General Discussion
In reply to the discussion: Fukushima Daiichi: It May Be Too Late Unless the Military Steps In [View all]djysrv
(11 posts)The hydrogen explosions heavily damaged the exterior containment buildings, which were steel and concrete industrial structures that covered the following safety related systems inside. These systems include the reactor pressure vessel, the reactor containment protection the is built around the RPV, the spent fuel pool, and the steam generator. However, what we know so far is that most of the visible damage is to the non-safety related exterior structure.
What gets people concerned is the spectacular visuals of the damage to the exterior of the buidling.
I wrote a summary of a report, cited 0below, whcih lists some of the more significant issues that have been identified by TEPCO and international agencies and firms helping with the decommissioning of the site.

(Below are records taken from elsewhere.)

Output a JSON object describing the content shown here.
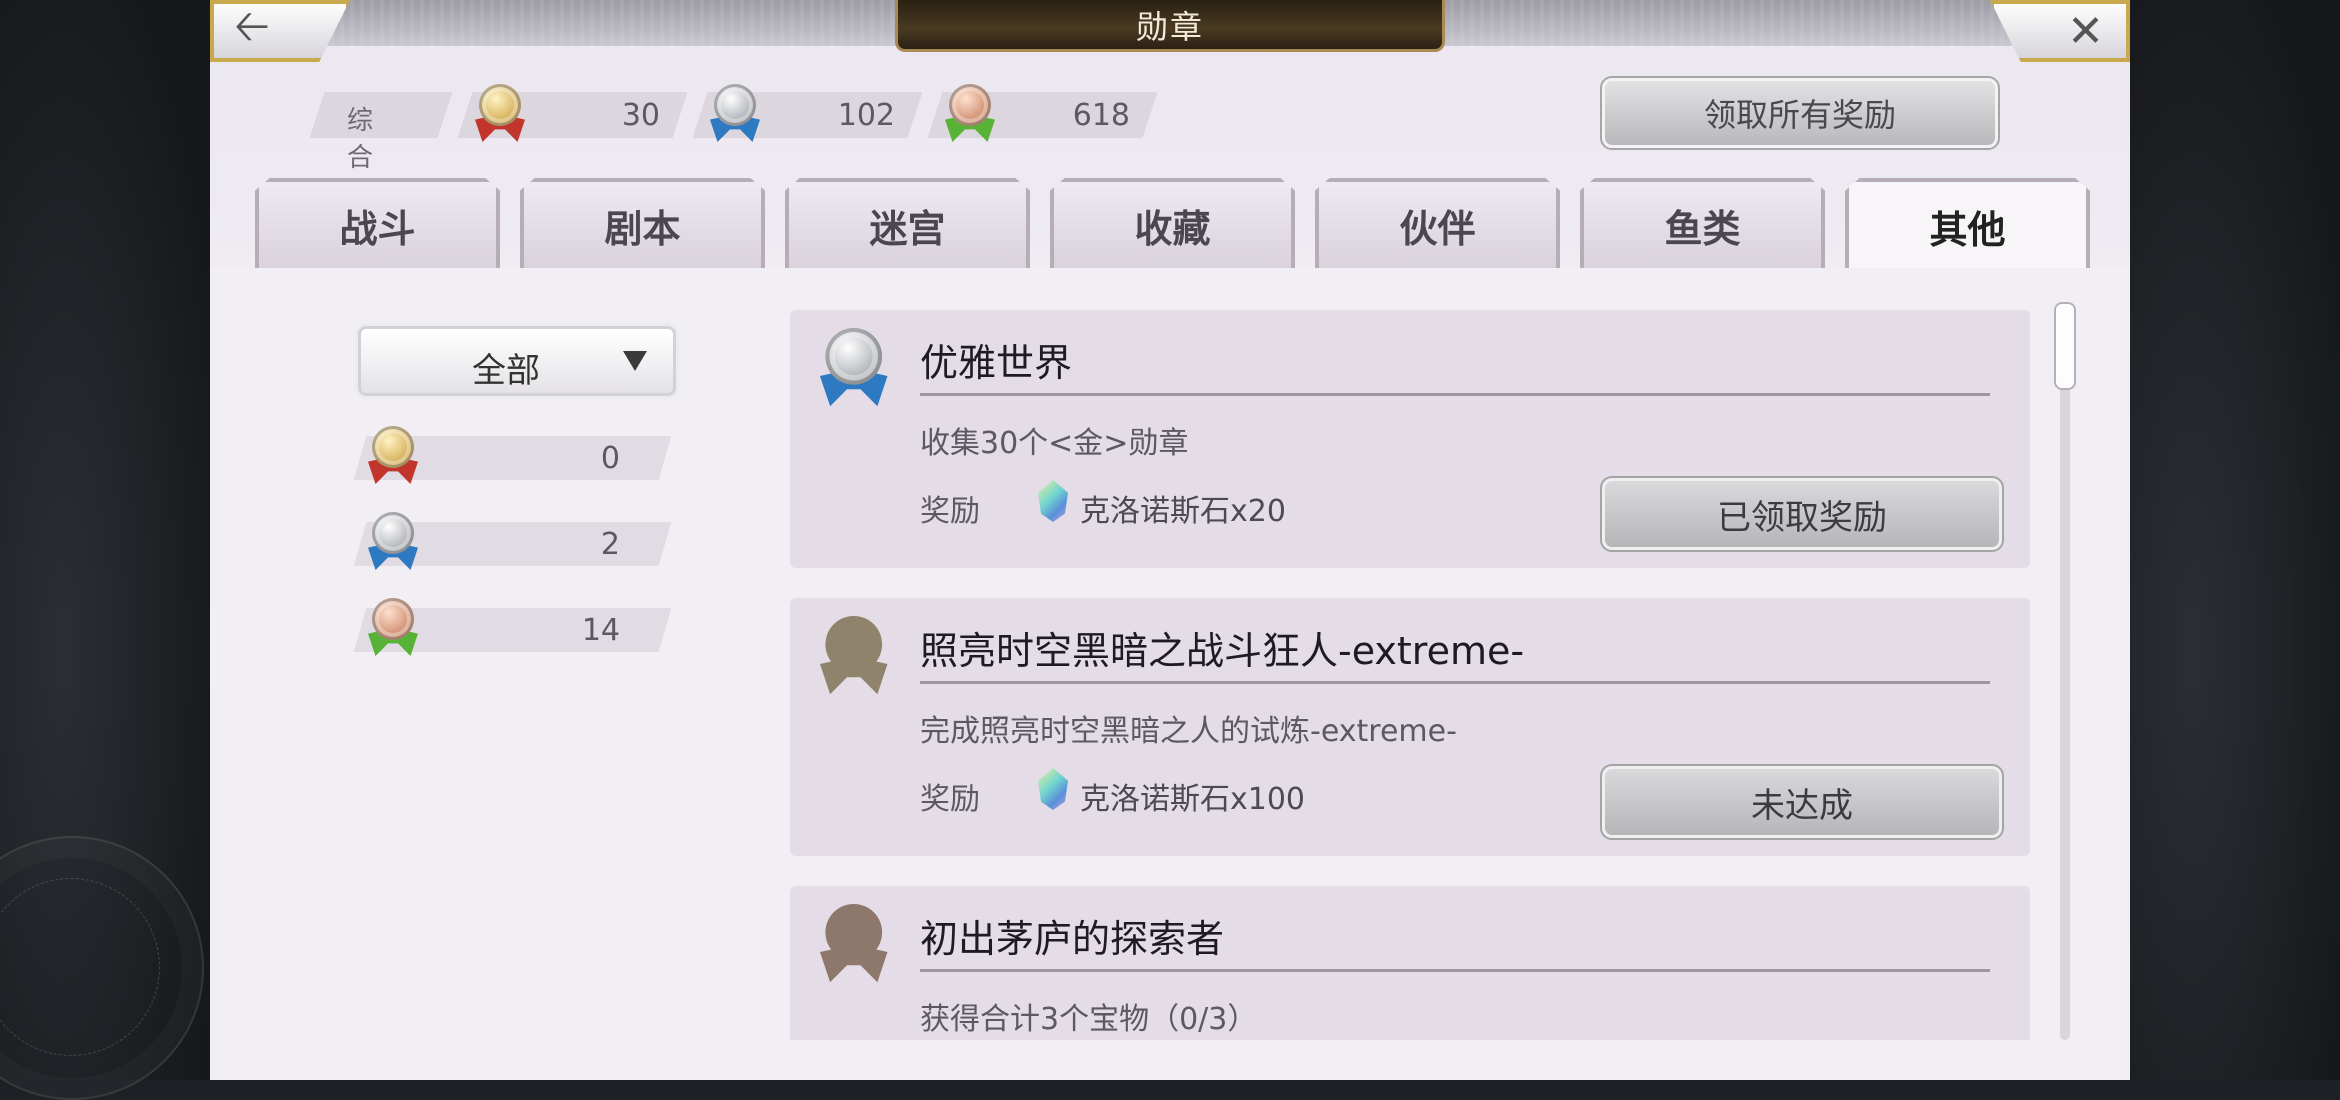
{
  "title": "勋章",
  "summary": {
    "overall_label": "综合",
    "gold": "30",
    "silver": "102",
    "bronze": "618"
  },
  "claim_all_label": "领取所有奖励",
  "tabs": [
    "战斗",
    "剧本",
    "迷宫",
    "收藏",
    "伙伴",
    "鱼类",
    "其他"
  ],
  "active_tab": "其他",
  "filter": {
    "selected": "全部"
  },
  "counts": {
    "gold": "0",
    "silver": "2",
    "bronze": "14"
  },
  "achievements": [
    {
      "title": "优雅世界",
      "desc": "收集30个<金>勋章",
      "reward_label": "奖励",
      "reward": "克洛诺斯石x20",
      "button": "已领取奖励",
      "medal": "silver"
    },
    {
      "title": "照亮时空黑暗之战斗狂人-extreme-",
      "desc": "完成照亮时空黑暗之人的试炼-extreme-",
      "reward_label": "奖励",
      "reward": "克洛诺斯石x100",
      "button": "未达成",
      "medal": "locked"
    },
    {
      "title": "初出茅庐的探索者",
      "desc": "获得合计3个宝物（0/3）",
      "medal": "locked"
    }
  ],
  "icons": {
    "back": "arrow-left-icon",
    "close": "close-icon",
    "gem": "chronos-stone-icon",
    "dropdown": "triangle-down-icon"
  }
}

http://theenergycollective.com/dan-yurman/73454/details-emerge-about-failures-fukushima
It is clear that TEPCO's operations resulted in many mistakes which made the situation worse.
In working through the issue of safety decommissioning the site, one of the early priorities is to get control the radioactive water which is in the various buildings and utility subterranean areas around them.
As far as the spent fuel is concerned, TEPCO is building a cover building over the damaged reactor structures to install equipment that will move it from wet to dry storage.